United Nations Secretary-General Antonio Guterres visited Libya Wednesday ahead of a conference aimed at paving the way for elections to help end years of chaos in the country.
"I have just arrived in Libya, totally committed to support a Libyan-led political process leading to peace, stability, democracy and prosperity for the Libyan people," Guterres said on Twitter.
The UN has announced an all-party conference expected for April 14-16 in western Libya to draw up a roadmap towards elections and out of the turmoil it has faced since a 2011 uprising.
The national conference aims to fix dates for legislative and presidential elections in the North African state, which has been torn apart by military, political and tribal feuds since the NATO-backed ouster of longtime ruler Moamer Kadhafi.
Libya's Government of National Accord (GNA), based in Tripoli, is rejected by a rival administration in the east of the country that is backed by strongman Khalifa Haftar's self-styled Libyan National Army.
Unity government leader Fayez al-Sarraj and Haftar agreed at a February meeting in Abu Dhabi to work towards organising elections.
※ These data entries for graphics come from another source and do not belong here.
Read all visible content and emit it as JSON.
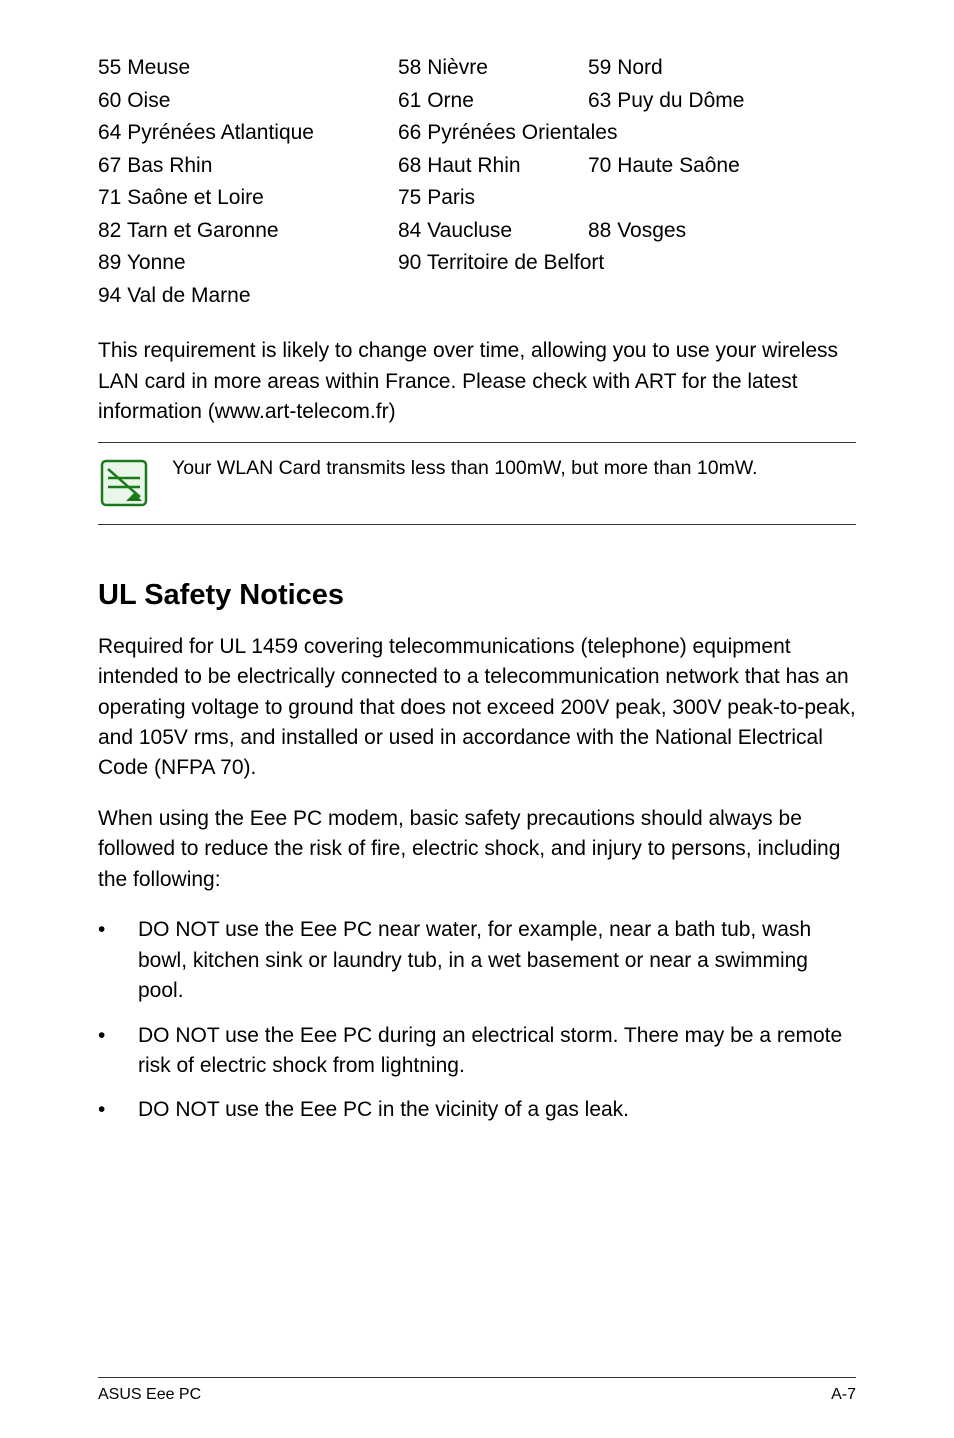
{
  "departments": {
    "rows": [
      {
        "c1": "55  Meuse",
        "c2": "58  Nièvre",
        "c3": "59  Nord"
      },
      {
        "c1": "60  Oise",
        "c2": "61  Orne",
        "c3": "63  Puy du Dôme"
      },
      {
        "c1": "64  Pyrénées Atlantique",
        "c23": "66  Pyrénées  Orientales"
      },
      {
        "c1": "67  Bas Rhin",
        "c2": "68  Haut Rhin",
        "c3": "70  Haute Saône"
      },
      {
        "c1": "71  Saône et Loire",
        "c2": "75  Paris",
        "c3": ""
      },
      {
        "c1": "82  Tarn et Garonne",
        "c2": "84  Vaucluse",
        "c3": "88  Vosges"
      },
      {
        "c1": "89  Yonne",
        "c23": "90  Territoire de Belfort"
      },
      {
        "c1": "94  Val de Marne",
        "c2": "",
        "c3": ""
      }
    ]
  },
  "requirement_para": "This requirement is likely to change over time, allowing you to use your wireless LAN card in more areas within France. Please check with ART for the latest information (www.art-telecom.fr)",
  "note_text": "Your WLAN Card transmits less than 100mW, but more than 10mW.",
  "heading": "UL Safety Notices",
  "ul_para1": "Required for UL 1459 covering telecommunications (telephone) equipment intended to be electrically connected to a telecommunication network that has an operating voltage to ground that does not exceed 200V peak, 300V peak-to-peak, and 105V rms, and installed or used in accordance with the National Electrical Code (NFPA 70).",
  "ul_para2": "When using the Eee PC modem, basic safety precautions should always be followed to reduce the risk of fire, electric shock, and injury to persons, including the following:",
  "bullets": [
    "DO NOT use the Eee PC near water, for example, near a bath tub, wash bowl, kitchen sink or laundry tub, in a wet basement or near a swimming pool.",
    "DO NOT use the Eee PC during an electrical storm. There may be a remote risk of electric shock from lightning.",
    "DO NOT use the Eee PC in the vicinity of a gas leak."
  ],
  "footer_left": "ASUS Eee PC",
  "footer_right": "A-7",
  "icon_stroke": "#1a7a1a",
  "icon_fill": "#eaf6ea"
}
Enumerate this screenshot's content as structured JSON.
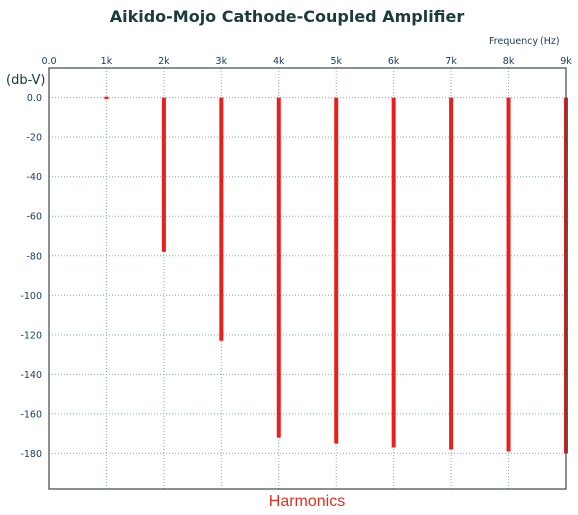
{
  "chart_data": {
    "type": "bar",
    "title": "Aikido-Mojo Cathode-Coupled Amplifier",
    "x_unit_label": "Frequency",
    "x_unit": "(Hz)",
    "ylabel": "(db-V)",
    "xlabel": "Harmonics",
    "x_tick_labels": [
      "0.0",
      "1k",
      "2k",
      "3k",
      "4k",
      "5k",
      "6k",
      "7k",
      "8k",
      "9k"
    ],
    "x_ticks": [
      0,
      1000,
      2000,
      3000,
      4000,
      5000,
      6000,
      7000,
      8000,
      9000
    ],
    "y_tick_labels": [
      "0.0",
      "-20",
      "-40",
      "-60",
      "-80",
      "-100",
      "-120",
      "-140",
      "-160",
      "-180"
    ],
    "y_ticks": [
      0,
      -20,
      -40,
      -60,
      -80,
      -100,
      -120,
      -140,
      -160,
      -180
    ],
    "xlim": [
      0,
      9000
    ],
    "ylim": [
      -198,
      15
    ],
    "x_axis_position": "top",
    "grid": true,
    "baseline": 0,
    "points": [
      {
        "x": 1000,
        "y": 0
      },
      {
        "x": 2000,
        "y": -78
      },
      {
        "x": 3000,
        "y": -123
      },
      {
        "x": 4000,
        "y": -172
      },
      {
        "x": 5000,
        "y": -175
      },
      {
        "x": 6000,
        "y": -177
      },
      {
        "x": 7000,
        "y": -178
      },
      {
        "x": 8000,
        "y": -179
      },
      {
        "x": 9000,
        "y": -180
      }
    ],
    "colors": {
      "title": "#1c3b3b",
      "tick_text": "#1a3a5a",
      "axis_unit_text": "#1a3a5a",
      "ylabel_text": "#1a3a3a",
      "xlabel_text": "#e03020",
      "grid": "#7fb0b0",
      "frame": "#3a4a4a",
      "bar": "#e8201c"
    }
  }
}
"To avoid any major confrontation and to create the conditions to stabilise the situation in Libya, it's essential to unify the institutions of Libya," Guterres said in Cairo before flying to Tripoli.
"We hope that the conversations that took place between Sarraj and Haftar in Abu Dhabi and the understanding will be an important step to guarantee that, and that this can be consolidated by a national conference."
The visit by Guterres was the first by a UN Secretary General to Libya since 2014.